Gerard de Jong used to believe the same lie everyone else does: More screen = more observability.

But then he hacked a Stream Deck to show 72x72 pixel Grafana dashboard panels, always visible in his peripheral vision, and it completely changed how he handles incidents. Suddenly: No more hunting for the right browser tab. No more joining calls already behind. No more surprises when an alert fires.

While wall displays are great for high-level status, they fail during the "fog of war" of an active incident. Peripheral vision is tuned for motion and patterns, not dense charts.
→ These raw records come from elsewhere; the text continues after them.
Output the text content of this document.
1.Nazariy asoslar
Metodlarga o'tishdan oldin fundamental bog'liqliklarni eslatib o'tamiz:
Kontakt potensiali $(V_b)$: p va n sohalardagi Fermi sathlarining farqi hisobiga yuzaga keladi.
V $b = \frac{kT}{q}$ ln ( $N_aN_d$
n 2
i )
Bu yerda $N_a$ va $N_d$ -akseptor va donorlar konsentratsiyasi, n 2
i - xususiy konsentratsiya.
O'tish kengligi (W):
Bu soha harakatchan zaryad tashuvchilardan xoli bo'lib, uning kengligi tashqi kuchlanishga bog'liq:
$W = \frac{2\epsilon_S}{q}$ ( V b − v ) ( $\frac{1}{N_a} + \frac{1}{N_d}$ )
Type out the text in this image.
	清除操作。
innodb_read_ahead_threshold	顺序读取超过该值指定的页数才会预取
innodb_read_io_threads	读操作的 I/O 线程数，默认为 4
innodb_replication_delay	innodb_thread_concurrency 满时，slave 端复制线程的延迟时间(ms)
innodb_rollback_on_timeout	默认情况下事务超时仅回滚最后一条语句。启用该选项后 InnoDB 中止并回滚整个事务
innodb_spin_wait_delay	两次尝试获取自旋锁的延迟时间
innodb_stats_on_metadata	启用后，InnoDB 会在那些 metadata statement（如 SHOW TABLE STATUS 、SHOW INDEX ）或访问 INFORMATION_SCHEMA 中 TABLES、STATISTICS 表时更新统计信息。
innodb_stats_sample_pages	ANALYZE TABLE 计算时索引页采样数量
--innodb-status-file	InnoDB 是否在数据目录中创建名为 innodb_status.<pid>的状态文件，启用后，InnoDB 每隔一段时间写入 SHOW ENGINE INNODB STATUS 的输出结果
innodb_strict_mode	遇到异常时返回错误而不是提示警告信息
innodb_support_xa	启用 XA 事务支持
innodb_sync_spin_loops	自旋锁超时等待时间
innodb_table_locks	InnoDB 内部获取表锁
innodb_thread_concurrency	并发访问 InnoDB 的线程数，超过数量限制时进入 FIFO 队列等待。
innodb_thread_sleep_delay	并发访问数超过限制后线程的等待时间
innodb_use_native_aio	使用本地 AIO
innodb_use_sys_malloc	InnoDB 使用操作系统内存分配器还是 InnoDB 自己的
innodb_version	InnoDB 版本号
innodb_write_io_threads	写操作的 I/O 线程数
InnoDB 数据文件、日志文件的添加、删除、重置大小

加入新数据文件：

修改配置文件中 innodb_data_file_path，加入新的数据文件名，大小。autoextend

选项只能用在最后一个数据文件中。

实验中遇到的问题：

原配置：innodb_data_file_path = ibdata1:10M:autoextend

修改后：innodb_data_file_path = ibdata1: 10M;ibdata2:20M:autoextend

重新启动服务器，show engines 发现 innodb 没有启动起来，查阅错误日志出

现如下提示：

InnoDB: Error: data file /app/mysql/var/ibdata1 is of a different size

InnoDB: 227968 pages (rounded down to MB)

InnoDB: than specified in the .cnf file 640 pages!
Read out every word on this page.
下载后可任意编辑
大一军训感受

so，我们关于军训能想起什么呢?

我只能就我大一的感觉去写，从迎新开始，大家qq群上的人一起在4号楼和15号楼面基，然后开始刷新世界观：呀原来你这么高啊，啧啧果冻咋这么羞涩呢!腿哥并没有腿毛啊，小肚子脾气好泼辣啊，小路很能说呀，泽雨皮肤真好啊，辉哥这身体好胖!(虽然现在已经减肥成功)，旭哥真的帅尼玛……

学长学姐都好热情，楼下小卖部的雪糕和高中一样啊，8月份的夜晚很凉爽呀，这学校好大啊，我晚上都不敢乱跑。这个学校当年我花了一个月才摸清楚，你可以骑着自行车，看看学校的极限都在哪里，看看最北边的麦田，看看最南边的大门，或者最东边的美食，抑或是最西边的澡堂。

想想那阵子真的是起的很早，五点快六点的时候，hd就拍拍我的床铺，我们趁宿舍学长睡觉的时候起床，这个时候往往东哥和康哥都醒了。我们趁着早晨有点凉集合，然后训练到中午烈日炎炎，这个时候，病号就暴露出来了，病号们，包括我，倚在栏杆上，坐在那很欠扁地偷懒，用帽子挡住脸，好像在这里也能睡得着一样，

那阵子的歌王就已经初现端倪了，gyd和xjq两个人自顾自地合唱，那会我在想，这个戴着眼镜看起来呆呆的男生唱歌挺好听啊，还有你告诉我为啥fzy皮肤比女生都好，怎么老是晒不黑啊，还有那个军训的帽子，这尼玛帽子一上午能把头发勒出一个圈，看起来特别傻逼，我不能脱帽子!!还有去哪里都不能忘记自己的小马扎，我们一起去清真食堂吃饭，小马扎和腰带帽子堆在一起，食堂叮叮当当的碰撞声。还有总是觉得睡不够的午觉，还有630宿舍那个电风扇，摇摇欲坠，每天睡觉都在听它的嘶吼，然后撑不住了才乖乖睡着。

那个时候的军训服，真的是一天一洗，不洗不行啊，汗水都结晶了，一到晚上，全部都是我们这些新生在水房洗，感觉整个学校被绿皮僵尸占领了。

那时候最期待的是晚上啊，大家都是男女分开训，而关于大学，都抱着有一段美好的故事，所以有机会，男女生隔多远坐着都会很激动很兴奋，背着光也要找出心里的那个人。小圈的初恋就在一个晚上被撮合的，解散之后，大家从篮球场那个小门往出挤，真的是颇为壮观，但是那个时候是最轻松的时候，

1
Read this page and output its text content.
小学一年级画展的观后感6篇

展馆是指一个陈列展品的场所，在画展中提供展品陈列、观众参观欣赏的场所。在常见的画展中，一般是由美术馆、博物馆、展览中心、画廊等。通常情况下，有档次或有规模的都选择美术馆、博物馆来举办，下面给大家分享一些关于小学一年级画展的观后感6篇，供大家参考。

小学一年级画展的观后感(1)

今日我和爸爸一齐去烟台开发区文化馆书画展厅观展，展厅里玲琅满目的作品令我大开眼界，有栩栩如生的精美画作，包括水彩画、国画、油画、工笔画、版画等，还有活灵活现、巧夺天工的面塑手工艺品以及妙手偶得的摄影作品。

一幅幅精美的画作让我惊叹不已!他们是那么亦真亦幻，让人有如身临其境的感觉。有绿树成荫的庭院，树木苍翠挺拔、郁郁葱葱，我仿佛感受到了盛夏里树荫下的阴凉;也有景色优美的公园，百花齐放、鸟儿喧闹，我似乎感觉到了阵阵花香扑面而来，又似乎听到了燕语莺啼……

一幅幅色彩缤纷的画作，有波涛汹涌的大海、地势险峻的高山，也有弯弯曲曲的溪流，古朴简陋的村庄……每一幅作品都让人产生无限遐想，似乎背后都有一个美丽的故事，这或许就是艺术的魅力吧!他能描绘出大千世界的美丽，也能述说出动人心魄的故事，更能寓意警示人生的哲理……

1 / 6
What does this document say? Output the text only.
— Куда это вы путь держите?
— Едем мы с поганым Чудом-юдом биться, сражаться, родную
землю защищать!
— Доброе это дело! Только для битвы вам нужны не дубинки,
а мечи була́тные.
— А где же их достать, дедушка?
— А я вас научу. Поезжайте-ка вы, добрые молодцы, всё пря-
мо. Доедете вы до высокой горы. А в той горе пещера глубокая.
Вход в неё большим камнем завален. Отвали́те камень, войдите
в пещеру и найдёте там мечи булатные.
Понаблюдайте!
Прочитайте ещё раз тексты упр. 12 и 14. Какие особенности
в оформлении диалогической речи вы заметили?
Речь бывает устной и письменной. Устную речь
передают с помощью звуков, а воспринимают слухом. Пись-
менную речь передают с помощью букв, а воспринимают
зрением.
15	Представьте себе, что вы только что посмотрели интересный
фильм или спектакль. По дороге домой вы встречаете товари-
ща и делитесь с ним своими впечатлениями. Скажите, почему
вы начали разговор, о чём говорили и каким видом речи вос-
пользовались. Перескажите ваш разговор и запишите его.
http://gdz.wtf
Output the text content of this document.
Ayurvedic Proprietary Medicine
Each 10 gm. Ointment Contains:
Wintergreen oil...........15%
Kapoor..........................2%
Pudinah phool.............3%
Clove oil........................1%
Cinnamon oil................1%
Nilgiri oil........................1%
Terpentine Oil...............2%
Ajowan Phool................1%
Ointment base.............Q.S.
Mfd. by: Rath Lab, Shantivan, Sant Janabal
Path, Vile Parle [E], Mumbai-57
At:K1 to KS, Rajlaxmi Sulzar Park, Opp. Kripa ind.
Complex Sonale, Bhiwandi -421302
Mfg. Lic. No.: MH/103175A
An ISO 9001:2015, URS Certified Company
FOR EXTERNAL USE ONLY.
That’s why car dashboards, cockpits, and game HUDs all put tiny signals just below the line of sight.

In this lightning talk, Gerard demonstrates how and why small displays make this possible (be it on a Stream Deck, Raspberry Pi, and everything in-between), the layouts that actually work, and why micro-dashboards let you often see anomalies before alerts fire while everyone else is still opening Grafana.

This is not a toy – it’s a practical hack for real on-call life.

Learn:

  • How 72x72 pixels can outperform a wall display.
  • How to design Grafana for glance-first awareness.
  • Secure Grafana API integration via encrypted tokens.
  • How to escape tab blindness during incidents.
  • Ready-to-use patterns for Stream Deck + Grafana.